A key principle of EU waste policy is to move waste management up the ‘waste hierarchy’ and to follow the principles of a circular economy, namely to maintain resource value in the economic cycle to prevent and reduce the negative effects of using primary resources on the environment and society. Recycling is one of the main ways to reduce the consumption of primary resources, by replacing them with secondary materials made from recycled waste. This is the desired approach to achieving sustainability, material self-sufficiency and the other benefits of a circular economy.
EU targets for waste management are key drivers of increasing recycling rates, that is, of increasing the amount of waste recycled as a percentage of waste generated. For example, the Waste Electrical and Electronic Equipment (WEEE) Directive sets targets for the separate collection and recycling of electrical and electronic waste; the Waste Framework Directive includes targets for the recycling and preparing for reuse of municipal waste; and the Packaging and Packaging Waste Directive defines targets for recycling packaging waste. In total, EU waste legislation includes more than 30 binding targets for the period 2015-2030.

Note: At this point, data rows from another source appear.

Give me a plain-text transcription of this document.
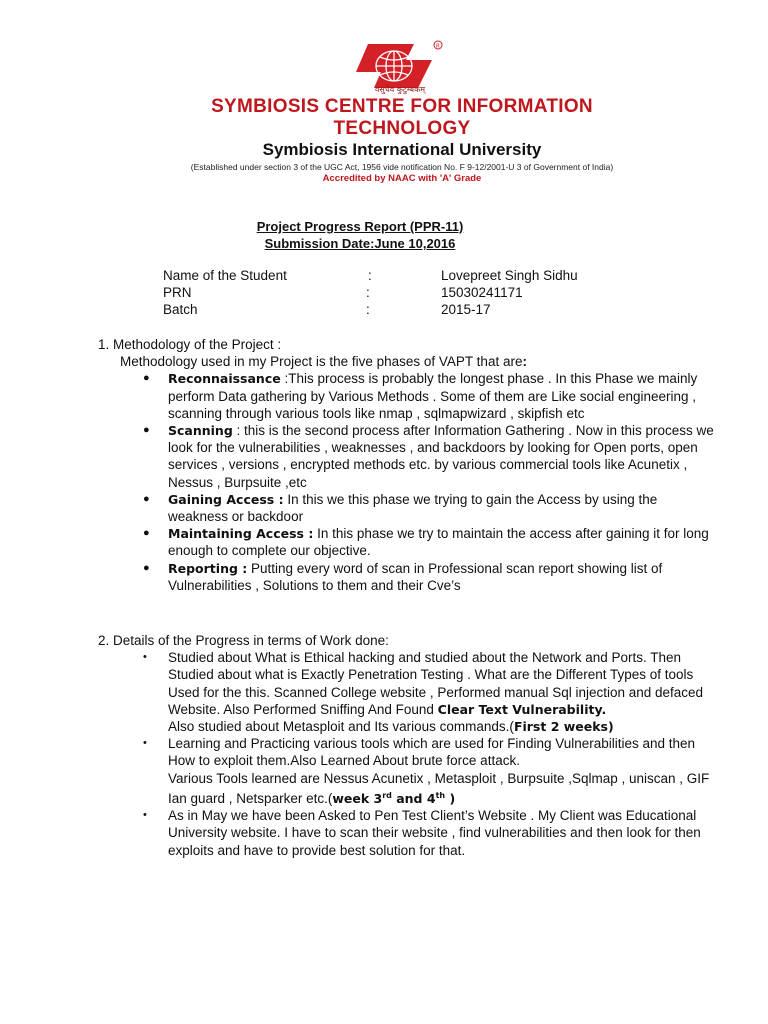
R
वसुधैव कुटुम्बकम्
SYMBIOSIS CENTRE FOR INFORMATION
TECHNOLOGY
Symbiosis International University
(Established under section 3 of the UGC Act, 1956 vide notification No. F 9-12/2001-U 3 of Government of India)
Accredited by NAAC with 'A' Grade
Project Progress Report (PPR-11)
Submission Date:June 10,2016
Name of the Student	:	Lovepreet Singh Sidhu
PRN	:	15030241171
Batch	:	2015-17
1. Methodology of the Project :
Methodology used in my Project is the five phases of VAPT that are:
● Reconnaissance :This process is probably the longest phase . In this Phase we mainly perform Data gathering by Various Methods . Some of them are Like social engineering , scanning through various tools like nmap , sqlmapwizard , skipfish etc
● Scanning : this is the second process after Information Gathering . Now in this process we look for the vulnerabilities , weaknesses , and backdoors by looking for Open ports, open services , versions , encrypted methods etc. by various commercial tools like Acunetix , Nessus , Burpsuite ,etc
● Gaining Access : In this we this phase we trying to gain the Access by using the weakness or backdoor
● Maintaining Access : In this phase we try to maintain the access after gaining it for long enough to complete our objective.
● Reporting : Putting every word of scan in Professional scan report showing list of Vulnerabilities , Solutions to them and their Cve’s
2. Details of the Progress in terms of Work done:
• Studied about What is Ethical hacking and studied about the Network and Ports. Then Studied about what is Exactly Penetration Testing . What are the Different Types of tools Used for the this. Scanned College website , Performed manual Sql injection and defaced Website. Also Performed Sniffing And Found Clear Text Vulnerability.
Also studied about Metasploit and Its various commands.(First 2 weeks)
• Learning and Practicing various tools which are used for Finding Vulnerabilities and then How to exploit them.Also Learned About brute force attack.
Various Tools learned are Nessus Acunetix , Metasploit , Burpsuite ,Sqlmap , uniscan , GIF Ian guard , Netsparker etc.(week 3rd and 4th )
• As in May we have been Asked to Pen Test Client’s Website . My Client was Educational University website. I have to scan their website , find vulnerabilities and then look for then exploits and have to provide best solution for that.
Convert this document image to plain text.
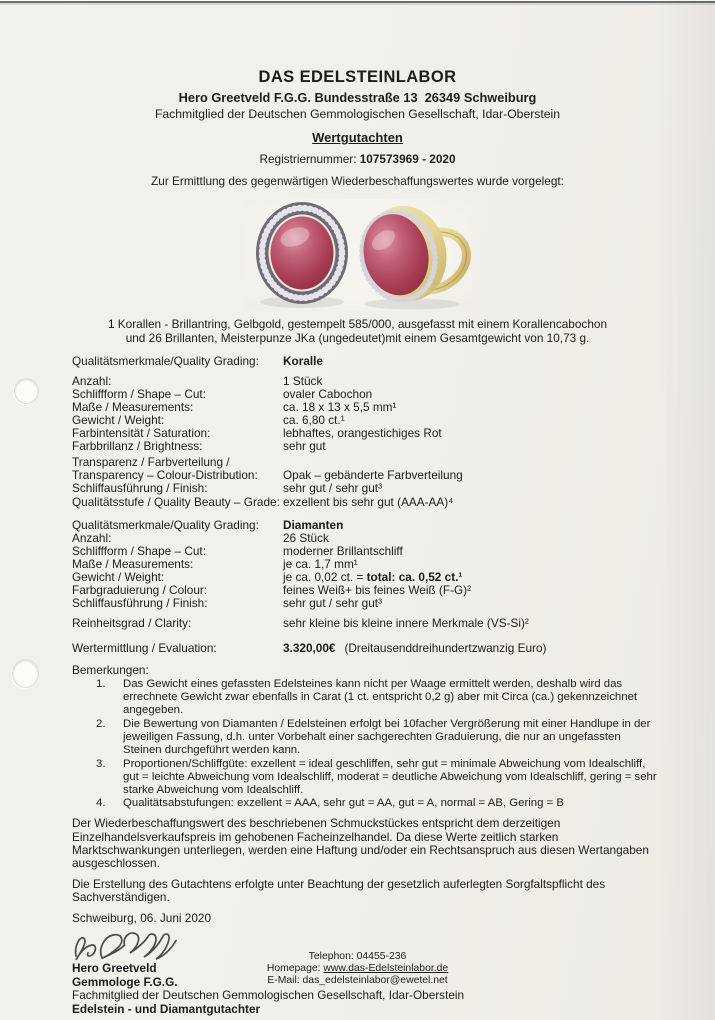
DAS EDELSTEINLABOR
Hero Greetveld F.G.G. Bundesstraße 13  26349 Schweiburg
Fachmitglied der Deutschen Gemmologischen Gesellschaft, Idar-Oberstein
Wertgutachten
Registriernummer: 107573969 - 2020
Zur Ermittlung des gegenwärtigen Wiederbeschaffungswertes wurde vorgelegt:
1 Korallen - Brillantring, Gelbgold, gestempelt 585/000, ausgefasst mit einem Korallencabochon
und 26 Brillanten, Meisterpunze JKa (ungedeutet)mit einem Gesamtgewicht von 10,73 g.
Qualitätsmerkmale/Quality Grading:	Koralle
Anzahl:	1 Stück
Schliffform / Shape – Cut:	ovaler Cabochon
Maße / Measurements:	ca. 18 x 13 x 5,5 mm¹
Gewicht / Weight:	ca. 6,80 ct.¹
Farbintensität / Saturation:	lebhaftes, orangestichiges Rot
Farbbrillanz / Brightness:	sehr gut
Transparenz / Farbverteilung /
Transparency – Colour-Distribution:	Opak – gebänderte Farbverteilung
Schliffausführung / Finish:	sehr gut / sehr gut³
Qualitätsstufe / Quality Beauty – Grade: exzellent bis sehr gut (AAA-AA)⁴
Qualitätsmerkmale/Quality Grading:	Diamanten
Anzahl:	26 Stück
Schliffform / Shape – Cut:	moderner Brillantschliff
Maße / Measurements:	je ca. 1,7 mm¹
Gewicht / Weight:	je ca. 0,02 ct. = total: ca. 0,52 ct.¹
Farbgraduierung / Colour:	feines Weiß+ bis feines Weiß (F-G)²
Schliffausführung / Finish:	sehr gut / sehr gut³
Reinheitsgrad / Clarity:	sehr kleine bis kleine innere Merkmale (VS-Si)²
Wertermittlung / Evaluation:	3.320,00€ (Dreitausenddreihundertzwanzig Euro)
Bemerkungen:
1.	Das Gewicht eines gefassten Edelsteines kann nicht per Waage ermittelt werden, deshalb wird das errechnete Gewicht zwar ebenfalls in Carat (1 ct. entspricht 0,2 g) aber mit Circa (ca.) gekennzeichnet angegeben.
2.	Die Bewertung von Diamanten / Edelsteinen erfolgt bei 10facher Vergrößerung mit einer Handlupe in der jeweiligen Fassung, d.h. unter Vorbehalt einer sachgerechten Graduierung, die nur an ungefassten Steinen durchgeführt werden kann.
3.	Proportionen/Schliffgüte: exzellent = ideal geschliffen, sehr gut = minimale Abweichung vom Idealschliff, gut = leichte Abweichung vom Idealschliff, moderat = deutliche Abweichung vom Idealschliff, gering = sehr starke Abweichung vom Idealschliff.
4.	Qualitätsabstufungen: exzellent = AAA, sehr gut = AA, gut = A, normal = AB, Gering = B

Der Wiederbeschaffungswert des beschriebenen Schmuckstückes entspricht dem derzeitigen Einzelhandelsverkaufspreis im gehobenen Facheinzelhandel. Da diese Werte zeitlich starken Marktschwankungen unterliegen, werden eine Haftung und/oder ein Rechtsanspruch aus diesen Wertangaben ausgeschlossen.

Die Erstellung des Gutachtens erfolgte unter Beachtung der gesetzlich auferlegten Sorgfaltspflicht des Sachverständigen.

Schweiburg, 06. Juni 2020
Hero Greetveld
Gemmologe F.G.G.
Fachmitglied der Deutschen Gemmologischen Gesellschaft, Idar-Oberstein
Edelstein - und Diamantgutachter
Telephon: 04455-236
Homepage: www.das-Edelsteinlabor.de
E-Mail: das_edelsteinlabor@ewetel.net
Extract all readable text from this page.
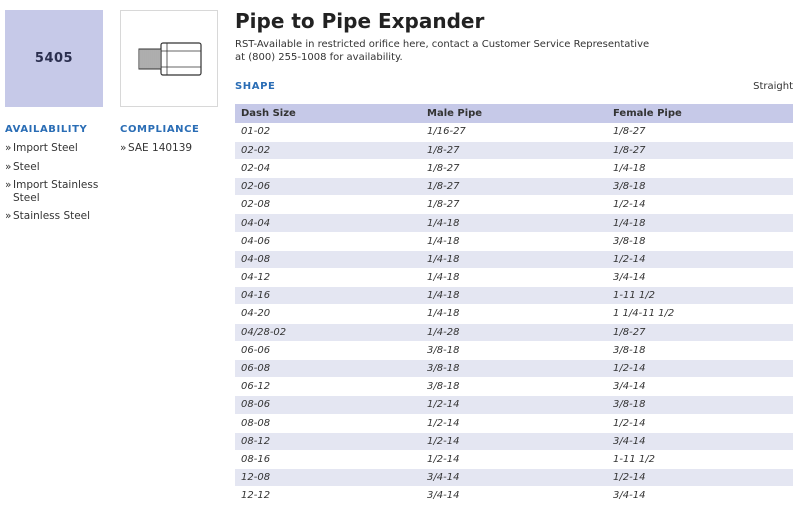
5405
AVAILABILITY
» Import Steel
» Steel
» Import Stainless Steel
» Stainless Steel
COMPLIANCE
» SAE 140139
Pipe to Pipe Expander

RST-Available in restricted orifice here, contact a Customer Service Representative at (800) 255-1008 for availability.

SHAPE	Straight
Dash Size	Male Pipe	Female Pipe
01-02	1/16-27	1/8-27
02-02	1/8-27	1/8-27
02-04	1/8-27	1/4-18
02-06	1/8-27	3/8-18
02-08	1/8-27	1/2-14
04-04	1/4-18	1/4-18
04-06	1/4-18	3/8-18
04-08	1/4-18	1/2-14
04-12	1/4-18	3/4-14
04-16	1/4-18	1-11 1/2
04-20	1/4-18	1 1/4-11 1/2
04/28-02	1/4-28	1/8-27
06-06	3/8-18	3/8-18
06-08	3/8-18	1/2-14
06-12	3/8-18	3/4-14
08-06	1/2-14	3/8-18
08-08	1/2-14	1/2-14
08-12	1/2-14	3/4-14
08-16	1/2-14	1-11 1/2
12-08	3/4-14	1/2-14
12-12	3/4-14	3/4-14
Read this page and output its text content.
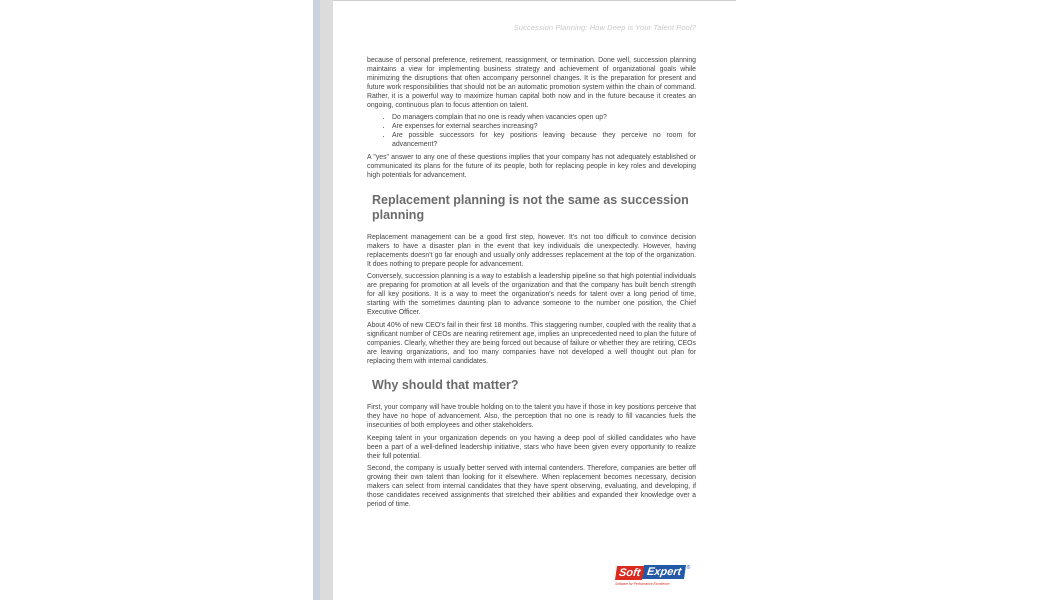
Succession Planning: How Deep is Your Talent Pool?

because of personal preference, retirement, reassignment, or termination. Done well, succession planning maintains a view for implementing business strategy and achievement of organizational goals while minimizing the disruptions that often accompany personnel changes. It is the preparation for present and future work responsibilities that should not be an automatic promotion system within the chain of command. Rather, it is a powerful way to maximize human capital both now and in the future because it creates an ongoing, continuous plan to focus attention on talent.

• Do managers complain that no one is ready when vacancies open up?
• Are expenses for external searches increasing?
• Are possible successors for key positions leaving because they perceive no room for advancement?

A "yes" answer to any one of these questions implies that your company has not adequately established or communicated its plans for the future of its people, both for replacing people in key roles and developing high potentials for advancement.

Replacement planning is not the same as succession planning

Replacement management can be a good first step, however. It's not too difficult to convince decision makers to have a disaster plan in the event that key individuals die unexpectedly. However, having replacements doesn't go far enough and usually only addresses replacement at the top of the organization. It does nothing to prepare people for advancement.

Conversely, succession planning is a way to establish a leadership pipeline so that high potential individuals are preparing for promotion at all levels of the organization and that the company has built bench strength for all key positions. It is a way to meet the organization's needs for talent over a long period of time, starting with the sometimes daunting plan to advance someone to the number one position, the Chief Executive Officer.

About 40% of new CEO's fail in their first 18 months. This staggering number, coupled with the reality that a significant number of CEOs are nearing retirement age, implies an unprecedented need to plan the future of companies. Clearly, whether they are being forced out because of failure or whether they are retiring, CEOs are leaving organizations, and too many companies have not developed a well thought out plan for replacing them with internal candidates.

Why should that matter?

First, your company will have trouble holding on to the talent you have if those in key positions perceive that they have no hope of advancement. Also, the perception that no one is ready to fill vacancies fuels the insecurities of both employees and other stakeholders.

Keeping talent in your organization depends on you having a deep pool of skilled candidates who have been a part of a well-defined leadership initiative, stars who have been given every opportunity to realize their full potential.

Second, the company is usually better served with internal contenders. Therefore, companies are better off growing their own talent than looking for it elsewhere. When replacement becomes necessary, decision makers can select from internal candidates that they have spent observing, evaluating, and developing, if those candidates received assignments that stretched their abilities and expanded their knowledge over a period of time.

Soft Expert ®
Software for Performance Excellence
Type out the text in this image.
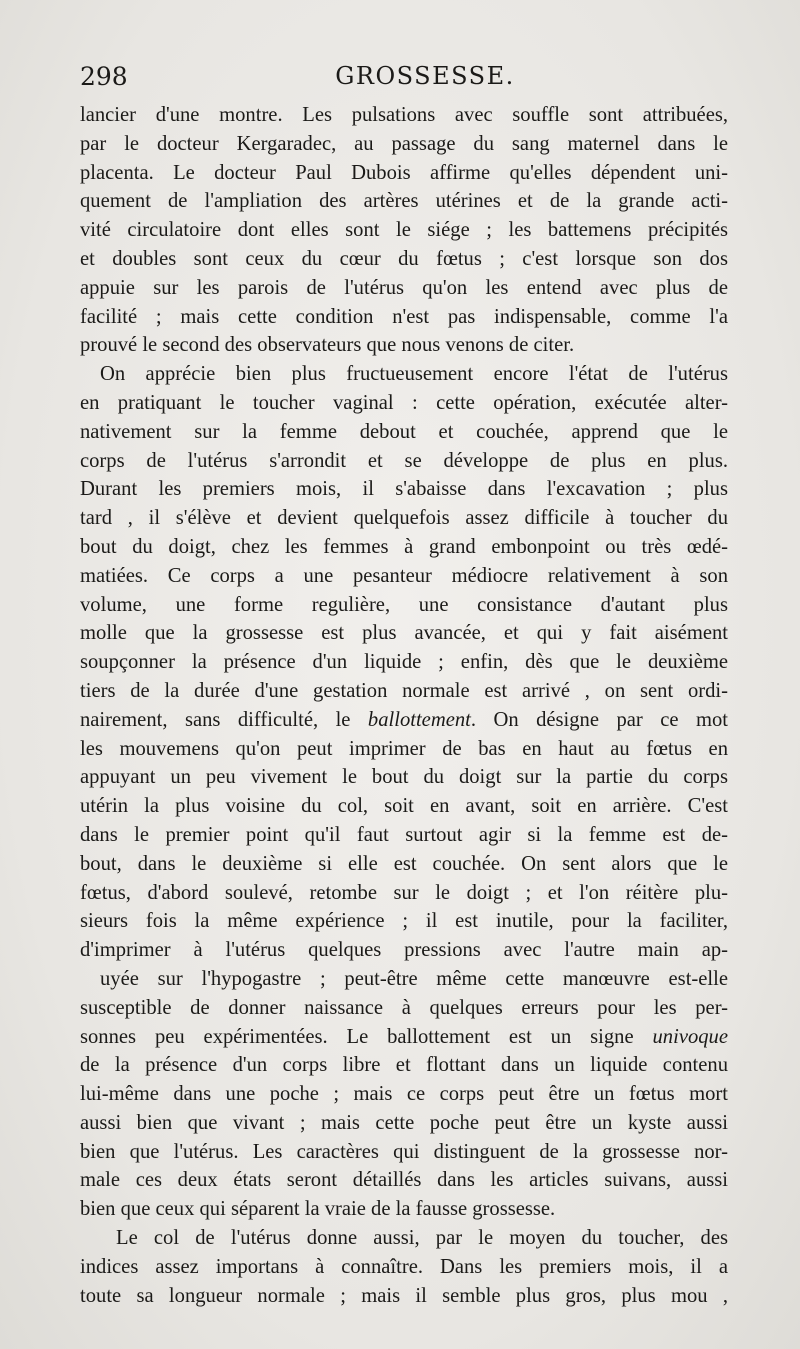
298	GROSSESSE.
lancier d'une montre. Les pulsations avec souffle sont attribuées,
par le docteur Kergaradec, au passage du sang maternel dans le
placenta. Le docteur Paul Dubois affirme qu'elles dépendent uni-
quement de l'ampliation des artères utérines et de la grande acti-
vité circulatoire dont elles sont le siége ; les battemens précipités
et doubles sont ceux du cœur du fœtus ; c'est lorsque son dos
appuie sur les parois de l'utérus qu'on les entend avec plus de
facilité ; mais cette condition n'est pas indispensable, comme l'a
prouvé le second des observateurs que nous venons de citer.
On apprécie bien plus fructueusement encore l'état de l'utérus
en pratiquant le toucher vaginal : cette opération, exécutée alter-
nativement sur la femme debout et couchée, apprend que le
corps de l'utérus s'arrondit et se développe de plus en plus.
Durant les premiers mois, il s'abaisse dans l'excavation ; plus
tard , il s'élève et devient quelquefois assez difficile à toucher du
bout du doigt, chez les femmes à grand embonpoint ou très œdé-
matiées. Ce corps a une pesanteur médiocre relativement à son
volume, une forme regulière, une consistance d'autant plus
molle que la grossesse est plus avancée, et qui y fait aisément
soupçonner la présence d'un liquide ; enfin, dès que le deuxième
tiers de la durée d'une gestation normale est arrivé , on sent ordi-
nairement, sans difficulté, le ballottement. On désigne par ce mot
les mouvemens qu'on peut imprimer de bas en haut au fœtus en
appuyant un peu vivement le bout du doigt sur la partie du corps
utérin la plus voisine du col, soit en avant, soit en arrière. C'est
dans le premier point qu'il faut surtout agir si la femme est de-
bout, dans le deuxième si elle est couchée. On sent alors que le
fœtus, d'abord soulevé, retombe sur le doigt ; et l'on réitère plu-
sieurs fois la même expérience ; il est inutile, pour la faciliter,
d'imprimer à l'utérus quelques pressions avec l'autre main ap-
uyée sur l'hypogastre ; peut-être même cette manœuvre est-elle
susceptible de donner naissance à quelques erreurs pour les per-
sonnes peu expérimentées. Le ballottement est un signe univoque
de la présence d'un corps libre et flottant dans un liquide contenu
lui-même dans une poche ; mais ce corps peut être un fœtus mort
aussi bien que vivant ; mais cette poche peut être un kyste aussi
bien que l'utérus. Les caractères qui distinguent de la grossesse nor-
male ces deux états seront détaillés dans les articles suivans, aussi
bien que ceux qui séparent la vraie de la fausse grossesse.
Le col de l'utérus donne aussi, par le moyen du toucher, des
indices assez importans à connaître. Dans les premiers mois, il a
toute sa longueur normale ; mais il semble plus gros, plus mou ,
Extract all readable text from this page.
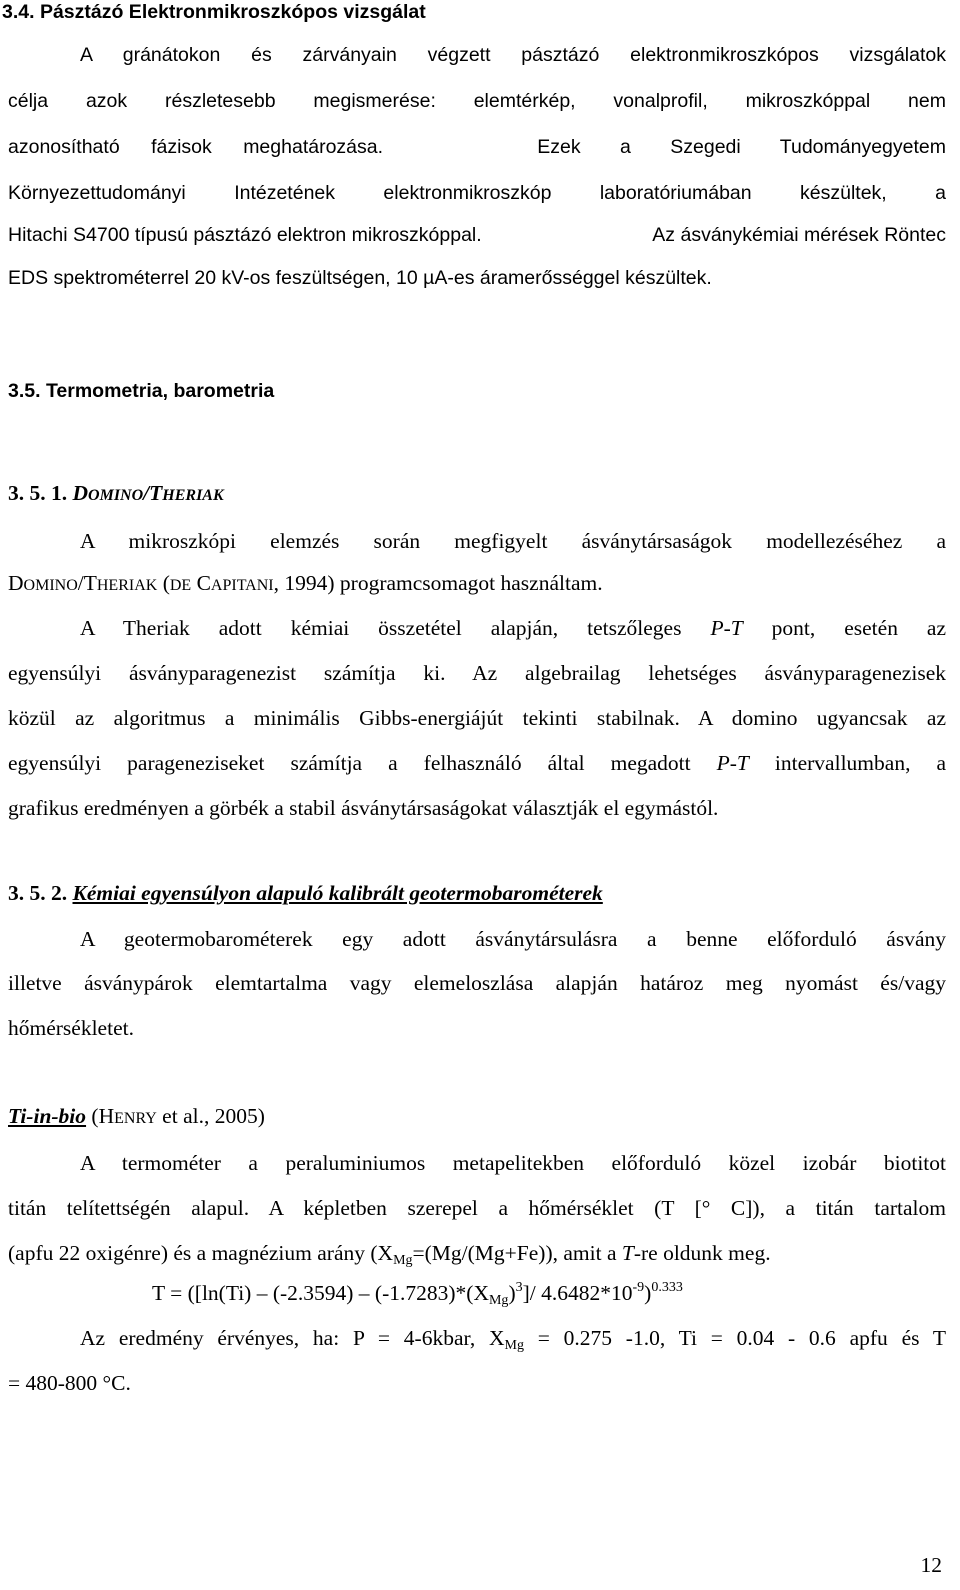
3.4. Pásztázó Elektronmikroszkópos vizsgálat
A gránátokon és zárványain végzett pásztázó elektronmikroszkópos vizsgálatok
célja azok részletesebb megismerése: elemtérkép, vonalprofil, mikroszkóppal nem
azonosítható fázisok meghatározása.	Ezek a Szegedi Tudományegyetem
Környezettudományi Intézetének elektronmikroszkóp laboratóriumában készültek, a
Hitachi S4700 típusú pásztázó elektron mikroszkóppal.	Az ásványkémiai mérések Röntec
EDS spektrométerrel 20 kV-os feszültségen, 10 µA-es áramerősséggel készültek.
3.5. Termometria, barometria
3. 5. 1. DOMINO/THERIAK
A mikroszkópi elemzés során megfigyelt ásványtársaságok modellezéséhez a
DOMINO/THERIAK (DE CAPITANI, 1994) programcsomagot használtam.
A Theriak adott kémiai összetétel alapján, tetszőleges P-T pont, esetén az
egyensúlyi ásványparagenezist számítja ki. Az algebrailag lehetséges ásványparagenezisek
közül az algoritmus a minimális Gibbs-energiájút tekinti stabilnak. A domino ugyancsak az
egyensúlyi parageneziseket számítja a felhasználó által megadott P-T intervallumban, a
grafikus eredményen a görbék a stabil ásványtársaságokat választják el egymástól.
3. 5. 2. Kémiai egyensúlyon alapuló kalibrált geotermobarométerek
A geotermobarométerek egy adott ásványtársulásra a benne előforduló ásvány
illetve ásványpárok elemtartalma vagy elemeloszlása alapján határoz meg nyomást és/vagy
hőmérsékletet.
Ti-in-bio (HENRY et al., 2005)
A termométer a peraluminiumos metapelitekben előforduló közel izobár biotitot
titán telítettségén alapul. A képletben szerepel a hőmérséklet (T [° C]), a titán tartalom
(apfu 22 oxigénre) és a magnézium arány ($X_{Mg}=(Mg/(Mg+Fe))$, amit a T-re oldunk meg.
$T = ([\ln(Ti) - (-2.3594) - (-1.7283)*(X_{Mg})^3]/$ $4.6482*10^{-9})^{0.333}$
Az eredmény érvényes, ha: P = 4-6kbar, $X_{Mg} = 0.275$ -1.0, Ti = 0.04 - 0.6 apfu és T
= 480-800 °C.
12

Recycling rates for municipal waste, packaging waste and WEEE — significant sources of secondary materials and critical raw materials — are slowly increasing in Europe, indicating some progress towards using more waste as a resource and achieving a circular economy. The overall recycling rate — the ratio between total waste generated excluding minerals and the quantities that were managed through recycling — stayed below half of the total waste generation for the period data are available, showing a recycling rate of 48% in 2016. More recent data will become available in 2021.
Progress made in recent years for three key waste streams — packaging, municipal waste, and electrical and electronic waste — has been more significant than global progress. However, their recycling rates are still below half of generated waste, with the exception of packaging, which reached 66% in 2018.